משתמש:בסג/יוניקוד

Dear Yaakov Shoham,

Thank you for your feedback on the Unicode Standard.

The issue you raise here, is not something that is either a "problem" with the Unicode Standard, nor something that can be changed in the Unicode Standard.

There is a recurrent misunderstanding of the nature of "canonical reordering" in the context of normalization in the Unicode Standard. Normalization is *not* intended to specify either input order or any linguistically correct or preferred order of strings. Normalization is a process which is used to specify which strings are *equivalent* by certain criteria -- not to stand in as some kind of spelling order or requirement for representation order of text.

See The Unicode Standard, 5.0, p. 115:

"The canonical order of character sequences does *not* imply any kind of linguistic correctness or linguistic preference for ordering of combining marks in sequences."

What the Unicode Standard does say is that a sequence:

bet + dagesh + patah

is to be treated as canonically equivalent to a sequence:

bet + patah + dagesh

And while it is clear that <bet, dagesh, patah> is a linguistically and graphologically preferable sequence, whereas <bet, patah, dagesh> is the NFC normalized sequence, it is *not* the job of NFC normalization to specify what is the linguistically and graphologically preferable sequence. That is the continual disconnect people have on this topic.

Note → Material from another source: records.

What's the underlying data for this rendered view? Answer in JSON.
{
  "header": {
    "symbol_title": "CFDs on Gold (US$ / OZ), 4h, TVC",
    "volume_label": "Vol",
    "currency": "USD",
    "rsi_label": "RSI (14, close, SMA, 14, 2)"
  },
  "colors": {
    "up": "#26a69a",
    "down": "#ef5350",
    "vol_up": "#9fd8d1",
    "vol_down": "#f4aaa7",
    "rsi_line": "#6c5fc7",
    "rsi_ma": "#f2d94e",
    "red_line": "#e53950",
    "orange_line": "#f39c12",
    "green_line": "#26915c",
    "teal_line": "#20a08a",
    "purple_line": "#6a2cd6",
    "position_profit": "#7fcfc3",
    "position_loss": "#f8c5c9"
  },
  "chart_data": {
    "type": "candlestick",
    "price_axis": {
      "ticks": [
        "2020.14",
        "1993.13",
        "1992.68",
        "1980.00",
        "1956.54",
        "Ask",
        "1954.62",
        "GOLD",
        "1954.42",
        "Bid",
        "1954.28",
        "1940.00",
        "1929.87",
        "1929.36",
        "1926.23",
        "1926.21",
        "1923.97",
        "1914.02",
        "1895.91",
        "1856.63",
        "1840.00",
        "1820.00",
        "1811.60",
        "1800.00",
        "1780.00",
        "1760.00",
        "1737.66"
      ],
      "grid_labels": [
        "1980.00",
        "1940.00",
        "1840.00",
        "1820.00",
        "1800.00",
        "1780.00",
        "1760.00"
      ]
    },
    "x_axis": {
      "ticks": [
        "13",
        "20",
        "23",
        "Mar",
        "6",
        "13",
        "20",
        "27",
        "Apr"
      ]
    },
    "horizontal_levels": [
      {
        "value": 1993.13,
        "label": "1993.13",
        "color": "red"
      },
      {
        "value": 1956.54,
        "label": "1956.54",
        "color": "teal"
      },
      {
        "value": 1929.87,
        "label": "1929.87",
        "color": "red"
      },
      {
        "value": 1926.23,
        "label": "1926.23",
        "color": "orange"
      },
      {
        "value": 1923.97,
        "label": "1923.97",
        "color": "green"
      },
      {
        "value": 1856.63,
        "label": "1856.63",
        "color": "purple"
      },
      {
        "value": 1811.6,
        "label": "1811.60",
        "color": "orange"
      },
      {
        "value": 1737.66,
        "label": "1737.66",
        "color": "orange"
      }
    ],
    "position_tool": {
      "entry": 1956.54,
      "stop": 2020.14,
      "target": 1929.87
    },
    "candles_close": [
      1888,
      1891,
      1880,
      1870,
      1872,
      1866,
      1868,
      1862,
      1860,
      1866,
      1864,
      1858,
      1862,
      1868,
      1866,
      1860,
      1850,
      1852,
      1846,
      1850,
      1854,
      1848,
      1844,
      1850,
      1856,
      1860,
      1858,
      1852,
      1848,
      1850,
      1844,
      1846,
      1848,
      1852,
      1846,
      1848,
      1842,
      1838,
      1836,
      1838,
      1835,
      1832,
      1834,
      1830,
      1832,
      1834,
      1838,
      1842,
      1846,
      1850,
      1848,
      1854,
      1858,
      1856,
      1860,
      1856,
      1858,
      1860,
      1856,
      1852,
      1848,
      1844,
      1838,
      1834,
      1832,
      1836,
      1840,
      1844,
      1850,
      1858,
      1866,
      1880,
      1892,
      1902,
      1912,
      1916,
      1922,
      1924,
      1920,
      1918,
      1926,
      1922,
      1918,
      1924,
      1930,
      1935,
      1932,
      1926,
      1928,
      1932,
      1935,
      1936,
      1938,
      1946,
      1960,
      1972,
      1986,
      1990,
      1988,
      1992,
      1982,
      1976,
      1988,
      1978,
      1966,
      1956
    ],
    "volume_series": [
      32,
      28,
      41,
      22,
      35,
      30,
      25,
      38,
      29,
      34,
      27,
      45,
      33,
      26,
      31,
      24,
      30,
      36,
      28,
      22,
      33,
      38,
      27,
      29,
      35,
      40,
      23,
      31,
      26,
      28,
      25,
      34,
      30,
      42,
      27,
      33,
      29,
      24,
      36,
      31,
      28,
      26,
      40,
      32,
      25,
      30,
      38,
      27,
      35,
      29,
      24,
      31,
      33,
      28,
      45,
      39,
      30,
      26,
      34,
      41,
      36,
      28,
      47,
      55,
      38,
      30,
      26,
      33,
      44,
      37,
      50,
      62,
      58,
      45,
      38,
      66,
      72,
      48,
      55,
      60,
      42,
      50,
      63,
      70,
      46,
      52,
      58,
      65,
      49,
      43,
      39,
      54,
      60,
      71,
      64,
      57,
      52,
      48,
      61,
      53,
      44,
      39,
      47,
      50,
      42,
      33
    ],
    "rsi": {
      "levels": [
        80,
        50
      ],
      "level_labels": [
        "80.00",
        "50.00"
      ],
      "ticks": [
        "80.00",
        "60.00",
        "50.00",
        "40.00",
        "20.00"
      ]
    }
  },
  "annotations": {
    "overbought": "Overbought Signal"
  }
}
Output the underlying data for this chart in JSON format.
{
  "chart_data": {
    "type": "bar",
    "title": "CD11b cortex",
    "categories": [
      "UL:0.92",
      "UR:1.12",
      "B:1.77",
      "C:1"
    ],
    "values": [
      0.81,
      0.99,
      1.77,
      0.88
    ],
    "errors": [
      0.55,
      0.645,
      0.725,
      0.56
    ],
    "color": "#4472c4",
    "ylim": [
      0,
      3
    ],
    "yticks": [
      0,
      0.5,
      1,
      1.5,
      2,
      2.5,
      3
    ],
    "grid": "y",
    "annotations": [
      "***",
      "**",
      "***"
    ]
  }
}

What the Unicode Standard does suggest, however, is that rendering systems, when rendering nikkud, points, and marks on Hebrew letters, should do so *correctly*, and the implications of canonical equivalence include the conclusion that whether you get <bet, dagesh, patah> or <bet, patah, dagesh>, your system *should* render them identically. If it doesn't, it's a bug in the rendering system and/or the font.

Incidentally, I've filed a comment for bugzilla bug #2399 on this topic, in case that will help others discussing the issue in the context of Wikimedia.

Regards,

--Ken Whistler, Unicode, Inc.